Por Matías Biondi
Nunca rendirse. Esa frase define a Luka Modric, quién a través de la pelota pudo encontrar una salida a una infancia marcada por los conflictos bélicos.
Nacido en la localidad de Zadar, actual Croacia, fue donde vivió durante cinco años hasta que en 1991 estalló la Guerra de independencia croata en la extinta República de Yugoslavia. Ante esto, tanto Luka como su familia se vieron obligados a escapar hacía zonas más seguras dejando atrás el horror. Durante su desplazamiento tanto él como su familia serían testigos de cómo su abuelo fue asesinado por fuerzas serbias frente a sus ojos.

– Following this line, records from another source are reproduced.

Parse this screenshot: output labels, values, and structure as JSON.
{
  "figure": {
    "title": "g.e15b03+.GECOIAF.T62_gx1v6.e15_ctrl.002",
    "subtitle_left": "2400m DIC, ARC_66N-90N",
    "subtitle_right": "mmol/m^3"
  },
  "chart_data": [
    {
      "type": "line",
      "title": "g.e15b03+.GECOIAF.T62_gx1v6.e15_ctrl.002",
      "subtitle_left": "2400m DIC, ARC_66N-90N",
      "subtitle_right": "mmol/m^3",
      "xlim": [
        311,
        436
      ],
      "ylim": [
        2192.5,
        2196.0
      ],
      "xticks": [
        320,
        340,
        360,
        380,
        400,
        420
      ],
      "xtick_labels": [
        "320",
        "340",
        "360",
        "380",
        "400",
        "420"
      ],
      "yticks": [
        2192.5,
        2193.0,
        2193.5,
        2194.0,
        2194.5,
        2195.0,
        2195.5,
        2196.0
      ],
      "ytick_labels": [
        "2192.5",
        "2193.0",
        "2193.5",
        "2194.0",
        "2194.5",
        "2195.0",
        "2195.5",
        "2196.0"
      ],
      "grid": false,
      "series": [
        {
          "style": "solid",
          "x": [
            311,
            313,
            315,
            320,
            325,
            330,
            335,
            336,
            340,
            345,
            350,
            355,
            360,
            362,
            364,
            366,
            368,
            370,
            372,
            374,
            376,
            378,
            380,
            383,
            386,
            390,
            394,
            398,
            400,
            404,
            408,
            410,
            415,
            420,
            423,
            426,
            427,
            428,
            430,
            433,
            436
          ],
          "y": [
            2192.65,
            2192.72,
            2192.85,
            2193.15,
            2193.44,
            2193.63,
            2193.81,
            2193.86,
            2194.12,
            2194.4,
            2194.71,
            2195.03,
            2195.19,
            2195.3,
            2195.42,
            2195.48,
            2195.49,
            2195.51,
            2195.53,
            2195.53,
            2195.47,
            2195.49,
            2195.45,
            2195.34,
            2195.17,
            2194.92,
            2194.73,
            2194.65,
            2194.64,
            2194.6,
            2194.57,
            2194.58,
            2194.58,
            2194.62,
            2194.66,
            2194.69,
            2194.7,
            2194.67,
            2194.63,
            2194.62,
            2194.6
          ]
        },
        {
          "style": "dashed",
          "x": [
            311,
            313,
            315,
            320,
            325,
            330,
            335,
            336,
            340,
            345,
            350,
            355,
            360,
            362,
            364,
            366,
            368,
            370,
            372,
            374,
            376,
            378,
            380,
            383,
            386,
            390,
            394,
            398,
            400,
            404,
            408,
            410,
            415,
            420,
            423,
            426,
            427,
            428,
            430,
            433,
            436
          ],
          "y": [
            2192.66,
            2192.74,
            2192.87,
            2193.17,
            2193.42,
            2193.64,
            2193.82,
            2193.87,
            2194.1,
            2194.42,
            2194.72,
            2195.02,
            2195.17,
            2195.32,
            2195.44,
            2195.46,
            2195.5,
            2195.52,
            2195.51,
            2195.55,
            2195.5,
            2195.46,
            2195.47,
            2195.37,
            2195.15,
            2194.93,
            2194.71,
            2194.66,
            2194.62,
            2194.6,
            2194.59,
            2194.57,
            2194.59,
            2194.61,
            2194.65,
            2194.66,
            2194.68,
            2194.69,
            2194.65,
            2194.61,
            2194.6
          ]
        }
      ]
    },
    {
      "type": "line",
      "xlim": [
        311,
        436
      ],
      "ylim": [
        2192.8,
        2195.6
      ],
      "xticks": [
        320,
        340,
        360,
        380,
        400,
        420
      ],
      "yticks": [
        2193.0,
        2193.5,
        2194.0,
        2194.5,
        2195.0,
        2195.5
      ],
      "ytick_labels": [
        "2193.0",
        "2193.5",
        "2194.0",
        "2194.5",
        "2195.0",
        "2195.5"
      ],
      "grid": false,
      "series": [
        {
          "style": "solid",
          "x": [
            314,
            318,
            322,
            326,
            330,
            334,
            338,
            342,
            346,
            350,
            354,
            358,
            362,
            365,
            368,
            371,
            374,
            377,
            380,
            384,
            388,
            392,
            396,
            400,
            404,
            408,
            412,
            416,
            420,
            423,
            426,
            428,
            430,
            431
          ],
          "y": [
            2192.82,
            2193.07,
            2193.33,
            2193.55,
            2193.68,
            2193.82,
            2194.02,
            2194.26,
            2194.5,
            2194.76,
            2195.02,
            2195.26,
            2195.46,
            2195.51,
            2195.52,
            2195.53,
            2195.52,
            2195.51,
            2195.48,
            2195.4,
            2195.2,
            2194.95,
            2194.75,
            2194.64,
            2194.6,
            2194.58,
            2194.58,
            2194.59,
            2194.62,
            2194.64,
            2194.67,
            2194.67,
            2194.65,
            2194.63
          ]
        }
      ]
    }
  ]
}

Tras dejar la guerra, pudo regresar a su pueblo natal donde pasó dos años viviendo en un hotel para refugiados afectados por el conflicto. Fue en el estacionamiento de ese lugar donde descubrió la pasión que cambiaría su destino: el amor por la pelota. Mientras jugaba con otros niños en la misma situación, fue el dueño del hotel y dirigente del NK Zadar, quien al verlo jugar decidió llevarlo a entrenar con el equipo juvenil.
A pesar de mostrar un gran potencial en la cancha, su apartado físico le jugó en contra a la hora de ser ojeado por clubes más importantes, como el Hajduk, del cual era hincha y que lo rechazó por ser “bajo y flaco”. Sin embargo, no bajó los brazos hasta que cuando cumplió 16 años, el Dinamo Zagreb, el más ganador de la liga croata, lo terminó fichando como su futura promesa.
Sus buenas temporadas en el Dinamo, llevaron a dar el salto a la Premier League al incorporarse a las filas del Tottenham Hotspur, para posteriormente llegar al Real Madrid en 2013 donde se ha convertido en un referente y pieza clave del club con el que consiguió cinco Champions League.
Más que un referente, Modric es un ejemplo de vida para los casi cuatro millones de habitantes de Croacia, finalista en Rusia 2018 de la mano de un futbolista modelo para futuras generaciones de jóvenes que sueñan con triunfar jugando al fútbol.